You can use stack ghc -- <file names>
to compile and link a set of files (it's briefly mentioned in Stack's user guide):
You'll sometimes want to just compile (or run) a single Haskell source file, instead of creating an entire Cabal package for it. You can use stack exec ghc
or stack exec runghc
for that.
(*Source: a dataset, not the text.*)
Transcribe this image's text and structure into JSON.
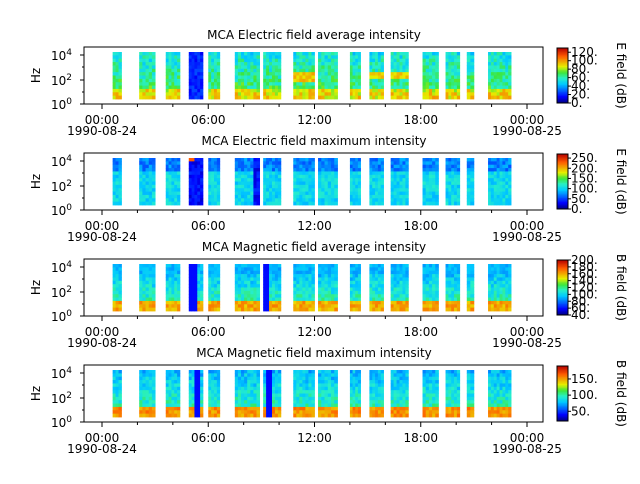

As simple helpers, we also provide the stack ghc
and stack runghc
commands, for these common cases.
The --
is to ensure the arguments we pass are sent to ghc
, rather than being parsed as arguments to stack exec
. It's the same thing as when trying to pass arguments to an executable you've made using the normal stack toolchain: stack exec myExe -foo
passes -foo
to exec
, not myExe
, stack exec myExe -- -foo
behaves as desired.
For example:
Bar.hs
module Bar where
bar :: Int
bar = 5
Foo.hs
import Bar
main :: IO ()
main = print bar
Compilation (don't even need to specify Bar.hs
in the build files, it's sourced automatically):
> stack ghc -- Foo.hs
[1 of 2] Compiling Bar ( Bar.hs, Bar.o )
[2 of 2] Compiling Main ( Foo.hs, Foo.o )
Linking Foo ...
> ./Foo
5
There's no problem with dependencies either - it looks like all the packages installed locally are available to the build (you can use containers
or QuickCheck
without any additional build params).